When I started to be curious and talk to that part I got my answer. I had a vision of me with a steel rod through my breastbone, a symbol of my cancer. It had me pinned to the wall and I couldn’t breathe. So I sat there and felt the pain and anguish wash over me again and I sat and cried, and then slept some more thanks to last nights’ ativan, and then cried some more and slept some more, from early morning until sometime in the mid-afternoon. I felt the pain and anxiety, allowed it in, dealt with it, and then it was gone.

It wasn't just the anxiety about eating that was gone. For weeks I’d been having a hard time choking down my chemo drugs. I had the same anxiety there as I did around eating. These pills make me feel sick, therefore I can’t swallow them. I finally felt relief from that as well and I’ve been able to take my pills without much problem since.

So yeah, I guess the moral of the story is don’t be like me. Don’t bury your feelings and emotions, deal with them, face the monsters. Allow yourself to feel them, and when you're ready, let them go. I’m a life-long burier, with lots of walls built up to protect myself from any hurt from the outside, but look where that got me - I have cancer! Years ago I was given the advice to never let people see me sweat. Never let them see any weakness because they will attack. That's probably the worst advice I've ever gotten, but advice that I followed for a long, long time. So now I’m learning to process my feelings and emotions, and deal with my baggage, but it’s a learning curve after so many years of doing things a different way. When I started to do that last fall I started to get better, so I guess there must be something to it, and thus, the blog.

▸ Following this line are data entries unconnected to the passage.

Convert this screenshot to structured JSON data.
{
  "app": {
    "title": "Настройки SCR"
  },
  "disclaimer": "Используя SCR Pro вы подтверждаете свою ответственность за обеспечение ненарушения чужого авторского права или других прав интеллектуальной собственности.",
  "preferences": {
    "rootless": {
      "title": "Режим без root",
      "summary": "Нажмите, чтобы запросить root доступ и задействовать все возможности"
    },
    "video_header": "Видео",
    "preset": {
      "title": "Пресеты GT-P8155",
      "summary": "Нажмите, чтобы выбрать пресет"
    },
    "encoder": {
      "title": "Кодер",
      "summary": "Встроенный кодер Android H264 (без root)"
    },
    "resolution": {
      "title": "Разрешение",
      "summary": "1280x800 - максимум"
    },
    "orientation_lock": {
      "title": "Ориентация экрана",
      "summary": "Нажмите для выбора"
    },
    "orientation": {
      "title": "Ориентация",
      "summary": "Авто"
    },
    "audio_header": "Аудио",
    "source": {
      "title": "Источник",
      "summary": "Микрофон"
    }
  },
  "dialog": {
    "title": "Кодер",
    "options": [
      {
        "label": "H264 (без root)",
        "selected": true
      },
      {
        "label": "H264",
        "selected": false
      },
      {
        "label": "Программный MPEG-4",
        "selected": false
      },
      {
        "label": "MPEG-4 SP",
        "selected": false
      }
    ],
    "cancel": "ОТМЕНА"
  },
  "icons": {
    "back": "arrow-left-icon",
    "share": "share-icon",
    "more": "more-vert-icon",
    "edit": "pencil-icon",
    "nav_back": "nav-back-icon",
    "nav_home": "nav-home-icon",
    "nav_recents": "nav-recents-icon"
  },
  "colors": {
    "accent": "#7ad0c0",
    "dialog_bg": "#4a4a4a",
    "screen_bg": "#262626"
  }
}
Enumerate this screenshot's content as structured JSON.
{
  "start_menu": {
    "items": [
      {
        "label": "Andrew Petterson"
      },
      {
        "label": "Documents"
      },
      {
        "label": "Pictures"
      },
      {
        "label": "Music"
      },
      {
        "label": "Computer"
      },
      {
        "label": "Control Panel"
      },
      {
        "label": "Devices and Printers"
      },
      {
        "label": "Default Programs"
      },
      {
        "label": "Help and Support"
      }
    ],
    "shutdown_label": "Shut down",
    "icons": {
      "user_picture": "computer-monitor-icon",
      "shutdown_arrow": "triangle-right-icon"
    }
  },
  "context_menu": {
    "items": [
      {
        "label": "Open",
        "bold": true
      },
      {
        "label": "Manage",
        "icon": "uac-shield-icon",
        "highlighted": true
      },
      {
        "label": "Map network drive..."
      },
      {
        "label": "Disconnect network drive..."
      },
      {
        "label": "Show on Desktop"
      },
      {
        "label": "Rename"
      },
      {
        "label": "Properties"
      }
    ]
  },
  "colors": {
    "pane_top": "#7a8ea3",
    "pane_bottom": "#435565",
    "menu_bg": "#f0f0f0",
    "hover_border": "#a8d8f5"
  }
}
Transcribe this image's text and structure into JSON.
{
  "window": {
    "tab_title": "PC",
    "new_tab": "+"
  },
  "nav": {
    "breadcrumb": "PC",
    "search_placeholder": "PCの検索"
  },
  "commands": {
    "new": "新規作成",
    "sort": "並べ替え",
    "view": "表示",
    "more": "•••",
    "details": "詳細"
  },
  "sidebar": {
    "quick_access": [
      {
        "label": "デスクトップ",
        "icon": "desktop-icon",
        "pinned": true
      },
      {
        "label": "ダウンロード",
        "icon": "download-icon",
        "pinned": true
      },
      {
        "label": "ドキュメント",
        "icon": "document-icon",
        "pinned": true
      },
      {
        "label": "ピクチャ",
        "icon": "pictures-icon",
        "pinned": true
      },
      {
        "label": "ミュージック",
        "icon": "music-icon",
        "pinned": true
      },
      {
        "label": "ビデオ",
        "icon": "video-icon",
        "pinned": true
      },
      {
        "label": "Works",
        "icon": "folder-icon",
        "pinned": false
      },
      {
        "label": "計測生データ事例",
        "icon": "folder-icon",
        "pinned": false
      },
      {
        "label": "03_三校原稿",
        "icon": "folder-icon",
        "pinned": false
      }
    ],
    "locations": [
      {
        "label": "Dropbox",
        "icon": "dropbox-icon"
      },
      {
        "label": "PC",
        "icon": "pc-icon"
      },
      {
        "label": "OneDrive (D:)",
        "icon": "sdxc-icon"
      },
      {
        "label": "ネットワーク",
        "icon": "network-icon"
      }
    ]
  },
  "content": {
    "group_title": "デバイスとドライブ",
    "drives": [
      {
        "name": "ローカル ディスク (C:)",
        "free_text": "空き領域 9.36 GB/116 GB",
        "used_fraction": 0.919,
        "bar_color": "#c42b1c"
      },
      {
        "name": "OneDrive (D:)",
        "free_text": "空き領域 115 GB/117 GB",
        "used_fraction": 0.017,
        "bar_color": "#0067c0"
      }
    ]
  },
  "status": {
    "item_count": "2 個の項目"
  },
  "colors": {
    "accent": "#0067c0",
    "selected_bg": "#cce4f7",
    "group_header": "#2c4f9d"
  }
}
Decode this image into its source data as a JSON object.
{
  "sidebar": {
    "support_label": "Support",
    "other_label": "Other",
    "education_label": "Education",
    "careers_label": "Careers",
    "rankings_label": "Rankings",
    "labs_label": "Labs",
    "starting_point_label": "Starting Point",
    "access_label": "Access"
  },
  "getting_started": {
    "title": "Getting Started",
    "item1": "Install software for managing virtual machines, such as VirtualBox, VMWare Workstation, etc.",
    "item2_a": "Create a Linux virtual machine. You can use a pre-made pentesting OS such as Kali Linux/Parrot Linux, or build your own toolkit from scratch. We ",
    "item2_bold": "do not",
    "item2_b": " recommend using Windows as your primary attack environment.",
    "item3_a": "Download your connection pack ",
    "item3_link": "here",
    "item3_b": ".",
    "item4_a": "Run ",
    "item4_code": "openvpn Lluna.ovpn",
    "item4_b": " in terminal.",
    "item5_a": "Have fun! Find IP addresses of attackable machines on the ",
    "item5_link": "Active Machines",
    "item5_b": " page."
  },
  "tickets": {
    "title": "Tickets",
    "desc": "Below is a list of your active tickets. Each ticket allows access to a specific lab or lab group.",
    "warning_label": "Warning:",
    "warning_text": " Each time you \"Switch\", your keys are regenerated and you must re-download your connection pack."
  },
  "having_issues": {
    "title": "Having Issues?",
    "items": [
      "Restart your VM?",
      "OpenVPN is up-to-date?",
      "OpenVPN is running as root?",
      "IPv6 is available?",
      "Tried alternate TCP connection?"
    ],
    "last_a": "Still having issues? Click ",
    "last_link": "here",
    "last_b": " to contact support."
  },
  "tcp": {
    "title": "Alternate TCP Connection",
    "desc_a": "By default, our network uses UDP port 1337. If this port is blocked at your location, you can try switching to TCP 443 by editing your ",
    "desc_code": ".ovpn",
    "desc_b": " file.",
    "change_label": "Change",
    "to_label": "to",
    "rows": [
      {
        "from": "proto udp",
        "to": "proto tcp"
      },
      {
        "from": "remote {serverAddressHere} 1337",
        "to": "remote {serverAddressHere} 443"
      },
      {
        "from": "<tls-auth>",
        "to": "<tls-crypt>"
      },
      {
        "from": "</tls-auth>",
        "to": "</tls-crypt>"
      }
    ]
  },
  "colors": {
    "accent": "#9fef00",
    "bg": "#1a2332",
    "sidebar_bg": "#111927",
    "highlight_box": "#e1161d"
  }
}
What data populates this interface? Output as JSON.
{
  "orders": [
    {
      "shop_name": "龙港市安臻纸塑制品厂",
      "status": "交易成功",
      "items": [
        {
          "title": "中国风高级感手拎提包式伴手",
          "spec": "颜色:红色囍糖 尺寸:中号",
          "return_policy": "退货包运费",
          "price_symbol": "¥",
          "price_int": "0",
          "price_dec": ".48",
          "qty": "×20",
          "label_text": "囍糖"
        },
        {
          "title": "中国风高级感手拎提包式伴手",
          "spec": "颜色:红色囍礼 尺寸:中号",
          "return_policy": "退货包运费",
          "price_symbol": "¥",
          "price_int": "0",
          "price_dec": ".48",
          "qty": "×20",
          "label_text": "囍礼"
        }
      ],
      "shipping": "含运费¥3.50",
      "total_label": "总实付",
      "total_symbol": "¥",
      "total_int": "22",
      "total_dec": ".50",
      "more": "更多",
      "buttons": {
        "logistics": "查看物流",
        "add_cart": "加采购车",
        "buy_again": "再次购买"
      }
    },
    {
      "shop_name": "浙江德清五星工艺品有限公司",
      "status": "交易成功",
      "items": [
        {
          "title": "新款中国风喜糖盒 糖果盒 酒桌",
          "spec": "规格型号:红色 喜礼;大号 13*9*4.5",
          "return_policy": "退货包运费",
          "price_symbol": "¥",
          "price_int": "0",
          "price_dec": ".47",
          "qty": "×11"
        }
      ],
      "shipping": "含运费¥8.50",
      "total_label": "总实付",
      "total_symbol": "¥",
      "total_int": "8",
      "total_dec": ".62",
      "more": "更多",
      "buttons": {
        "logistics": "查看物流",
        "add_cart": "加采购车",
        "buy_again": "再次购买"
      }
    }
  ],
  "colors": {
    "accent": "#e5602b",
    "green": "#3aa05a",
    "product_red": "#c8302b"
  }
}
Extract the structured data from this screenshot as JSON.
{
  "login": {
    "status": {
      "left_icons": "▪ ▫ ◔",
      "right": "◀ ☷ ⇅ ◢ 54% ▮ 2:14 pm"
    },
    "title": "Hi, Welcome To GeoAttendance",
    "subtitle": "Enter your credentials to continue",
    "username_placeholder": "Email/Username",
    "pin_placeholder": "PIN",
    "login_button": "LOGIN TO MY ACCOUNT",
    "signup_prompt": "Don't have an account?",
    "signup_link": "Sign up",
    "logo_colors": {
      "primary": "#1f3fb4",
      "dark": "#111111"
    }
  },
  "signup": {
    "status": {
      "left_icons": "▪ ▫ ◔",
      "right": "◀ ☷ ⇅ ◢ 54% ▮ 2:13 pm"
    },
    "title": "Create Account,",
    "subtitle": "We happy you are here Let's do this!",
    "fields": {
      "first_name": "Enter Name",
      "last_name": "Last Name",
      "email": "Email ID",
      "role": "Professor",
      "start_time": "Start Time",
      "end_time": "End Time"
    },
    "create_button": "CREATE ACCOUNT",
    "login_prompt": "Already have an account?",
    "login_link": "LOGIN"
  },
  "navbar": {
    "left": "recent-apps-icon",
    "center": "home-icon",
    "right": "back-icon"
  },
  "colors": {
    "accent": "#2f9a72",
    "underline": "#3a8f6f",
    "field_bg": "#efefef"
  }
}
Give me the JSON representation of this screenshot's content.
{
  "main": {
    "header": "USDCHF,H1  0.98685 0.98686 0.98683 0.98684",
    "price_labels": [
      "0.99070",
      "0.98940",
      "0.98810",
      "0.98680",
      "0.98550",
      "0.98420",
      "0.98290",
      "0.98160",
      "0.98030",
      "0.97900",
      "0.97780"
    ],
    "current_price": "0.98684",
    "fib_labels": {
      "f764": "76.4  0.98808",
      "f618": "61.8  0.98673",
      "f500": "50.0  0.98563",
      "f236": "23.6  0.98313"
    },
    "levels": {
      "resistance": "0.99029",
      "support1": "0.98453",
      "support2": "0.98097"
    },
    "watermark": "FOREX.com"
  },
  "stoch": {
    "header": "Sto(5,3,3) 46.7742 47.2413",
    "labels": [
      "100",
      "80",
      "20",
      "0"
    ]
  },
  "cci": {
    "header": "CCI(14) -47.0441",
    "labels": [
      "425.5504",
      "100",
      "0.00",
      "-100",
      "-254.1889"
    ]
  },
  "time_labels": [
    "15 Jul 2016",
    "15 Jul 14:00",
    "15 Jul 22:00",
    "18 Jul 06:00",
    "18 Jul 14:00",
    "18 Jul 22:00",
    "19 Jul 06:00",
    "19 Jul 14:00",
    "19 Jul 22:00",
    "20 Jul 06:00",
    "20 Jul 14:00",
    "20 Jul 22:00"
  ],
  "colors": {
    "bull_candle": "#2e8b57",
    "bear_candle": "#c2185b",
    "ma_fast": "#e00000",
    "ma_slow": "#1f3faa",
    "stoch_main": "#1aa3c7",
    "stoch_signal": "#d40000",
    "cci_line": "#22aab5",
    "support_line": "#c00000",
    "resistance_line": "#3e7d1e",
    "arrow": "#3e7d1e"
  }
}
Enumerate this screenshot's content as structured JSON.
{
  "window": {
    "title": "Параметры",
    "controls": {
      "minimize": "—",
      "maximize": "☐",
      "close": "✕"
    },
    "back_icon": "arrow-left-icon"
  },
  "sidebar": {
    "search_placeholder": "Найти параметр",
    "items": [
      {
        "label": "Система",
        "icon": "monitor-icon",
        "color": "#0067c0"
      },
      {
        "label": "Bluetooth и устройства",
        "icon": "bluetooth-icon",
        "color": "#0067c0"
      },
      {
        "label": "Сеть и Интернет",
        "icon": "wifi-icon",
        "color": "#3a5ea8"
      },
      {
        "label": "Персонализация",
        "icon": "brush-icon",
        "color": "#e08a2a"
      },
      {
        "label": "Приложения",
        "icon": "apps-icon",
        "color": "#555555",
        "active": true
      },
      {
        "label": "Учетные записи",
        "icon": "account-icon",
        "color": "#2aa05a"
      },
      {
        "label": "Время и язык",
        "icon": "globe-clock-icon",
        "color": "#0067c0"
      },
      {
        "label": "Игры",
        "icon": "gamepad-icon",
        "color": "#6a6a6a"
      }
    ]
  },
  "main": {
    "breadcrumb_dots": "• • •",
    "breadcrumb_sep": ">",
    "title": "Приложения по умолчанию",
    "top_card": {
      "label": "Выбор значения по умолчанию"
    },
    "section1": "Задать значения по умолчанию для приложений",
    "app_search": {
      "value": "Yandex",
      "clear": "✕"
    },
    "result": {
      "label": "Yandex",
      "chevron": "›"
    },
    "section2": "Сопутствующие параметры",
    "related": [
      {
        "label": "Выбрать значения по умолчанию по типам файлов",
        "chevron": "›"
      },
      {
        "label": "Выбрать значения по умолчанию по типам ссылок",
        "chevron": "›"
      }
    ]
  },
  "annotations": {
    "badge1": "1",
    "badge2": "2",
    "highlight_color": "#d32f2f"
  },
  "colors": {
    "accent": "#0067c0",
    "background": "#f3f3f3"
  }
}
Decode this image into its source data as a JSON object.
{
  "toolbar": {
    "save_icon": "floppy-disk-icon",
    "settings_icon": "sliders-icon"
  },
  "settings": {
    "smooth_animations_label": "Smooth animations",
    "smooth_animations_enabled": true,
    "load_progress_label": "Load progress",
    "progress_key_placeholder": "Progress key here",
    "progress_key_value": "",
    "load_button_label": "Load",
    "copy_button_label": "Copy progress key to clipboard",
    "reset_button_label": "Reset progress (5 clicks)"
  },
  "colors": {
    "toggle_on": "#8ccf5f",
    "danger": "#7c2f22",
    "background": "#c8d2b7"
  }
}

It seems like everyone is having a hard time right now though, because there's always something. It's part of life. We've just come through more than two years of a worldwide pandemic and now we're watching what's happening in Ukraine and it's just too much sometimes. I don't know what the answer is, but I guess what I'm trying to say is this: when you feel anxious, helpless, angry, whatever, spend some time with those feelings. Instead of pushing them down deep inside where they just fester into something else, invite them in. Talk to them. Get to know and understand them. Don't be afraid - they can't hurt you, they're just feelings. Figure out what's really going on, fix the things you can, and be vulnerable enough to talk to someone you trust. Because the one thing I've figured out is when I face those scary things head-on, they lose their power. The air leaks out of them like a punctured tire, and suddenly the monsters aren't so big and scary anymore.